Invece, in una scorsa udienza, il Ministero delle politiche agricole era stato citato come responsabile civile per altri capi imputazione.

La prossima udienza è stata fissata per il 10 maggio, quando verrà discussa la richiesta di rinvio a giudizio avanzata dal procuratore aggiunto Elsa Valeria Mignone a dal sostituto procuratore Donatina Buffelli, nei confronti di 61 imputati, tra cui compaiono anche dieci aziende vinicole, sia locali che nazionali.

Rispondono di: associazione a delinquere, frode nell’esercizio del commercio, riciclaggio.
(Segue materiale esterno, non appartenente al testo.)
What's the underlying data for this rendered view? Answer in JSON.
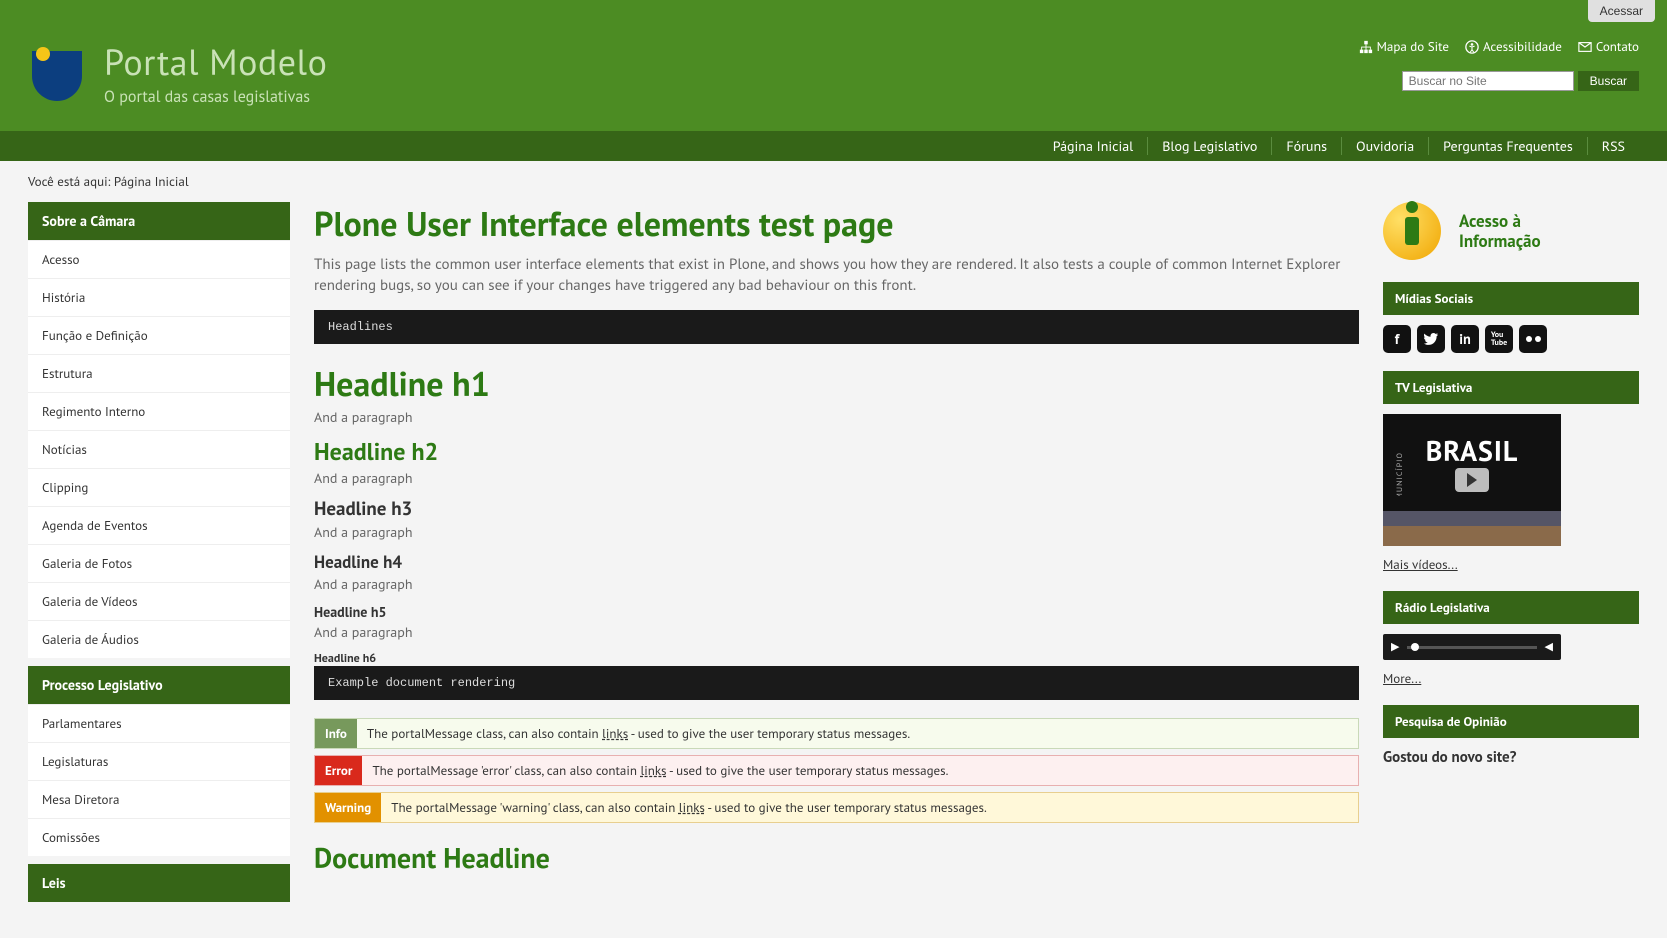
{
  "access_btn": "Acessar",
  "site": {
    "title": "Portal Modelo",
    "subtitle": "O portal das casas legislativas"
  },
  "header_links": {
    "sitemap": "Mapa do Site",
    "accessibility": "Acessibilidade",
    "contact": "Contato"
  },
  "search": {
    "placeholder": "Buscar no Site",
    "button": "Buscar"
  },
  "main_nav": [
    "Página Inicial",
    "Blog Legislativo",
    "Fóruns",
    "Ouvidoria",
    "Perguntas Frequentes",
    "RSS"
  ],
  "breadcrumb": {
    "prefix": "Você está aqui: ",
    "home": "Página Inicial"
  },
  "sidebar": {
    "section1": {
      "title": "Sobre a Câmara",
      "items": [
        "Acesso",
        "História",
        "Função e Definição",
        "Estrutura",
        "Regimento Interno",
        "Notícias",
        "Clipping",
        "Agenda de Eventos",
        "Galeria de Fotos",
        "Galeria de Vídeos",
        "Galeria de Áudios"
      ]
    },
    "section2": {
      "title": "Processo Legislativo",
      "items": [
        "Parlamentares",
        "Legislaturas",
        "Mesa Diretora",
        "Comissões"
      ]
    },
    "section3": {
      "title": "Leis"
    }
  },
  "page": {
    "title": "Plone User Interface elements test page",
    "description": "This page lists the common user interface elements that exist in Plone, and shows you how they are rendered. It also tests a couple of common Internet Explorer rendering bugs, so you can see if your changes have triggered any bad behaviour on this front.",
    "code1": "Headlines",
    "h1": "Headline h1",
    "p1": "And a paragraph",
    "h2": "Headline h2",
    "p2": "And a paragraph",
    "h3": "Headline h3",
    "p3": "And a paragraph",
    "h4": "Headline h4",
    "p4": "And a paragraph",
    "h5": "Headline h5",
    "p5": "And a paragraph",
    "h6": "Headline h6",
    "code2": "Example document rendering",
    "msg_info": {
      "label": "Info",
      "pre": "The portalMessage class, can also contain ",
      "link": "links",
      "post": " - used to give the user temporary status messages."
    },
    "msg_error": {
      "label": "Error",
      "pre": "The portalMessage 'error' class, can also contain ",
      "link": "links",
      "post": " - used to give the user temporary status messages."
    },
    "msg_warning": {
      "label": "Warning",
      "pre": "The portalMessage 'warning' class, can also contain ",
      "link": "links",
      "post": " - used to give the user temporary status messages."
    },
    "doc_headline": "Document Headline"
  },
  "right": {
    "info_access": {
      "line1": "Acesso à",
      "line2": "Informação"
    },
    "social_title": "Mídias Sociais",
    "tv_title": "TV Legislativa",
    "tv_brand": "BRASIL",
    "tv_munic": "MUNICÍPIO",
    "more_videos": "Mais vídeos...",
    "radio_title": "Rádio Legislativa",
    "more": "More...",
    "poll_title": "Pesquisa de Opinião",
    "poll_question": "Gostou do novo site?"
  }
}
Non solo, poiché quattro imputati rispondono anche del reato di corruzione.

Il collegio difensivo

Il collegio difensivo è composto, tra gli altri, dagli avvocati: Riccardo Giannuzzi Francesco Vergine, Amilcare Tana, Massimo e Riccardo Manfreda, Francesca Conte e Luigi Rella.
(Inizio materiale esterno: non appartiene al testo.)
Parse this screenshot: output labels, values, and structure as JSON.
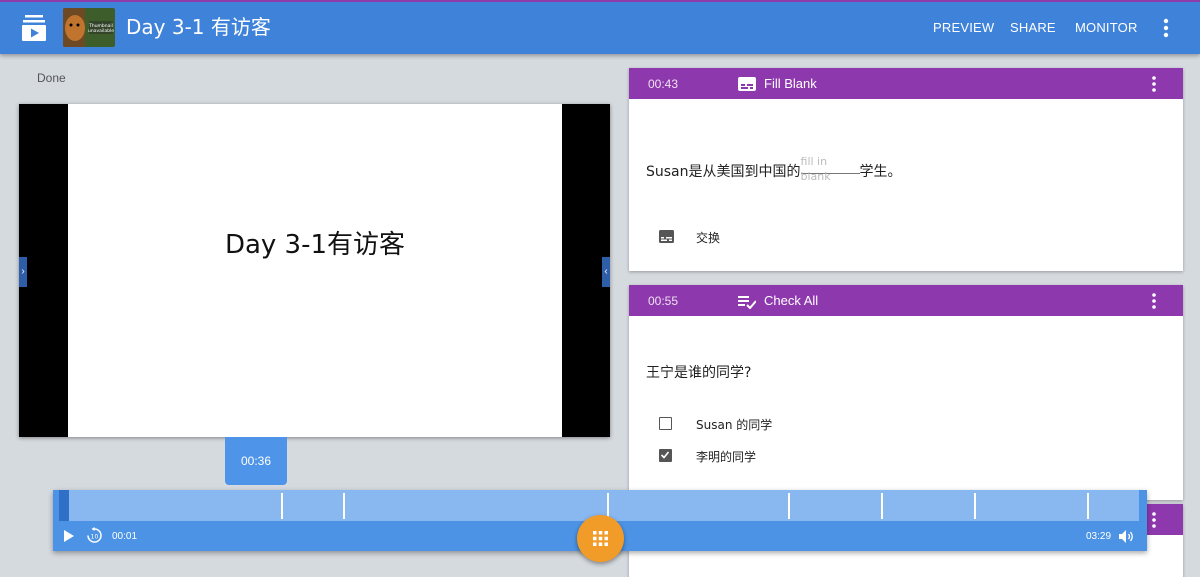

Le indagini condotte dai Nas di Lecce portarono l’11 luglio 2019 all’arresto di 11 persone. Le attività investigative hanno permesso di sgominare tre presunte associazioni a delinquere in provincia di Lecce, per certi versi complementari tra loro, che avevano messo in atto un sistema commerciale che permetteva di ottenere prodotto vinoso a basto costo, commercializzato successivamente come di qualità o addirittura biologico, Doc e Igt.

L’inchiesta ha preso il via da un controllo a un’azienda, all’interno della quale, i carabinieri hanno rinvenuto la presenza di zucchero, contenuto in enormi sacche.